Planning Commission will also meet today and consider some new storm drain art for Scott’s Addition. Check out the six proposed pieces, artists, and locations (PDF). This is the fourth year the Department of Public Utilities has paid artists to paint cool stuff on storm drains, and you can learn more over on the RVA H2O website.
Steve Hedberg, writing for Richmond Magazine, tells the story of his attempt to paddle as many of the 320 navigable miles of the James River as possible. He got through 270, lost three hats, and only flipped his kayak once—certainly seems like success to me.
The process to pick a Republican candidate in the Virginia’s 97th District, which was already a mess, continues to devolve into deeper chaos. Andrew Cain at the RTD says that we’ve got one candidate declaring himself the nominee while state-level Republicans say the balloting process wasn’t a legitimate one. Yikes!

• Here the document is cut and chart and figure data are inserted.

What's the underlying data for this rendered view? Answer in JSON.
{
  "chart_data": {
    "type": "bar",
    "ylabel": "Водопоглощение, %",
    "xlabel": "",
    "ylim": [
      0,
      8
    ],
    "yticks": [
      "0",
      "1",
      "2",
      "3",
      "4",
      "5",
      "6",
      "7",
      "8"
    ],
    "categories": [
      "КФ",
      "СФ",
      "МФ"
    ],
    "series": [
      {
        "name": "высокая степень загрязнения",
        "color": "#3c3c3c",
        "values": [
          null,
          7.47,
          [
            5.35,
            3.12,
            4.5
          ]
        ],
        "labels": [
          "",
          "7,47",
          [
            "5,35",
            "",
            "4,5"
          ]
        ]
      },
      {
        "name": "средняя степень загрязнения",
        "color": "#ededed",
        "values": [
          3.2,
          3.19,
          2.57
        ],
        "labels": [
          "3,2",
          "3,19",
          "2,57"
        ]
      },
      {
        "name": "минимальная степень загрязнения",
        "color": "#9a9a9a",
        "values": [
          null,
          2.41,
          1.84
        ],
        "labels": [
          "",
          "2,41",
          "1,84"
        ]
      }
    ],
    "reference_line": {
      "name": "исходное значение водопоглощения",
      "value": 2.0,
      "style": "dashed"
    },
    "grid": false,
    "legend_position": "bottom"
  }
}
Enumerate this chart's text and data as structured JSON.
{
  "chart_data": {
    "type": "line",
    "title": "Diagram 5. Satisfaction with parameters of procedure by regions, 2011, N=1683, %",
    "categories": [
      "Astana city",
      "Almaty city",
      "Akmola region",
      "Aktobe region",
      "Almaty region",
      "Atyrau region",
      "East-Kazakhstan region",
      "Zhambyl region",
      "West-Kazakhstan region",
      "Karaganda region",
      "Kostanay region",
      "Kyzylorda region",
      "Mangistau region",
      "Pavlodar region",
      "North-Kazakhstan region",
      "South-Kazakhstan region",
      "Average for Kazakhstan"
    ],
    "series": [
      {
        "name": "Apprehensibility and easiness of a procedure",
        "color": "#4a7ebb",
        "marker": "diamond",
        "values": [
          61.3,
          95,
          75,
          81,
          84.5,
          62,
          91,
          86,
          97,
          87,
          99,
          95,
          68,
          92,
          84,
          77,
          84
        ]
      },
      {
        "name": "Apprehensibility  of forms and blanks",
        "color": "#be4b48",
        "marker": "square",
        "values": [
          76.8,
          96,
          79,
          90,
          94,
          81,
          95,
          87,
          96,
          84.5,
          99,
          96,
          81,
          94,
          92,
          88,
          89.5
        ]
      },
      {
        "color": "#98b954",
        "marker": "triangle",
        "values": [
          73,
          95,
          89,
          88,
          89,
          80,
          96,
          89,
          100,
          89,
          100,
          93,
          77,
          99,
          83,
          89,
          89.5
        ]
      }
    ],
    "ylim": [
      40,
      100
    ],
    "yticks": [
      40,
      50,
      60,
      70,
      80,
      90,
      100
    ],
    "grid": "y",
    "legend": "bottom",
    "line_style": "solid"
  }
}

Last week I mentioned a cool event I’m hosting with my pal Max as part of Bike Month called Max and Ross Bike Things. On May 20th, join us at Monroe Park at 6:00 PM for a bike-based tour of all of Richmond’s hottest new transportation infrastructure. We’ll talk about the procedure and politics behind what we’ve got and the possibility for more. We’ll end at a brewery, because Richmond. It’ll be fun, casual, and a cool way to learn about some of the stuff I’m always writing about in this space.
This morning's patron longread
Botanical Sexism Cultivates Home-Grown Allergies
Submitted by Patron Susan. Ahhhhh! We’ve made such a terrible mistake!
Prior to the 1970s there was only limited demand for new street trees, since almost every street in America seemed to be lined with those big, grand, long-lived stately American elm trees. But then Dutch elm disease struck and suddenly millions of our city trees started to die. By the mid-1980s many millions of elms had died and many streets were suddenly treeless. Enter the new modern, university-recommended trees: the clonal males. In short order millions of these wind-pollinated trees were grown, sold and planted to replace the old insect-pollinated elms. It took a number of years for these new trees to mature enough to start to bloom, but eventually they did and with them came more city pollen and the “epidemic of allergy and asthma.” Many of these same trees are still alive and well and getting even larger, and the bigger they get, the more pollen they shed.